After Morganna cozied up to Williams that night, she was "apprehended" by Nick Fitzenreider and Harold Daly Jr. of the Cashman Field security force. Fitzenreider, still with the 51s, said he "kind of had a suspicion" that Morganna might show up. (He had practically set the whole thing up, having made Morganna contacts when he was with the St. Louis Cardinals.)

Fitzenreider and Daly appeared more stern than TV detectives Friday and Gannon as they escorted the famous trespasser from view. But when they arrived in the dugout tunnel, Morganna planted a kiss on Fitzenreider, too.
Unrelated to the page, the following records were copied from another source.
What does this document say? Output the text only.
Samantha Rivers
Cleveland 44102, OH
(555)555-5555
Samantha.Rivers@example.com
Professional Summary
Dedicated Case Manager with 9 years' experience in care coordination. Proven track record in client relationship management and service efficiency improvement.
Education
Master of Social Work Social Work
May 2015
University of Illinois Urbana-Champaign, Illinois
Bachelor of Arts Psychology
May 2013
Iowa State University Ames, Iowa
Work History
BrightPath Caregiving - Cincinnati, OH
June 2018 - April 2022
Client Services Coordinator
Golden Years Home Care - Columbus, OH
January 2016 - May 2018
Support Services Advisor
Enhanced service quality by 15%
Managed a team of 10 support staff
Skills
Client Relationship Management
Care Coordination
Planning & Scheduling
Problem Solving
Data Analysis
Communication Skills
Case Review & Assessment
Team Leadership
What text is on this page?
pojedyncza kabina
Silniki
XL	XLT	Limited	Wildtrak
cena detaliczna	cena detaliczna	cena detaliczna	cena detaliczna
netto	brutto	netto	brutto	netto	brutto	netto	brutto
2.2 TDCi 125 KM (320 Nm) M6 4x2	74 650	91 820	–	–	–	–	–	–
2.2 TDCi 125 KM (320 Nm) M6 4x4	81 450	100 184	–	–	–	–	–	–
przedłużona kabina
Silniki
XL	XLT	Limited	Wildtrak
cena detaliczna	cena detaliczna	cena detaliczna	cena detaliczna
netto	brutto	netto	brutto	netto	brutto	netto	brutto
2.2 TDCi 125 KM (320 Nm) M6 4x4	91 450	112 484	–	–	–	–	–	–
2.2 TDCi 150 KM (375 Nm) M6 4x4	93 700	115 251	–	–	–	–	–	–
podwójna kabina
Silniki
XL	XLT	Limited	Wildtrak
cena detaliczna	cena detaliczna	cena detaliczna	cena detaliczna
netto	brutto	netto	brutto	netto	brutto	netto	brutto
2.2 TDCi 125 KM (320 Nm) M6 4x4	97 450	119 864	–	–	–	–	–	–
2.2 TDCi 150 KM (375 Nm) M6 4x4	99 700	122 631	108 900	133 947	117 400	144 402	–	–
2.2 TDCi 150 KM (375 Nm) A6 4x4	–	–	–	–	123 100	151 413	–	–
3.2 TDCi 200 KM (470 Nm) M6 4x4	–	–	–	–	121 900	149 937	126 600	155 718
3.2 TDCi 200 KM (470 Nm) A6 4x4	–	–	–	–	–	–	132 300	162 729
She did not stay for the game. Bob Blum, the 51s' present-day special assistant to the GM, paid Morganna $500 for the effort, wrote a similar check to cover her expenses, and gave her a ride to the airport.

The autographed picture she gave to Blum is pretty much the last anybody around here has seen of Morganna, who "retired" in 2001, when she would have been around 47. She was briefly part-owner of the Utica Blue Sox, and legend has it the Blue Sox went 40-14 after one of her pep talks. Tore the New York-Penn League right up.

The point of most, if not all, of this is that baseball was a lot more fun when Morganna was around. If she tried to jump onto the field today, security would probably throw her to the ground and zap her with a Taser.

Though it might have taken the Pittsburgh Steelers' offensive line, and an industrial-strength Taser.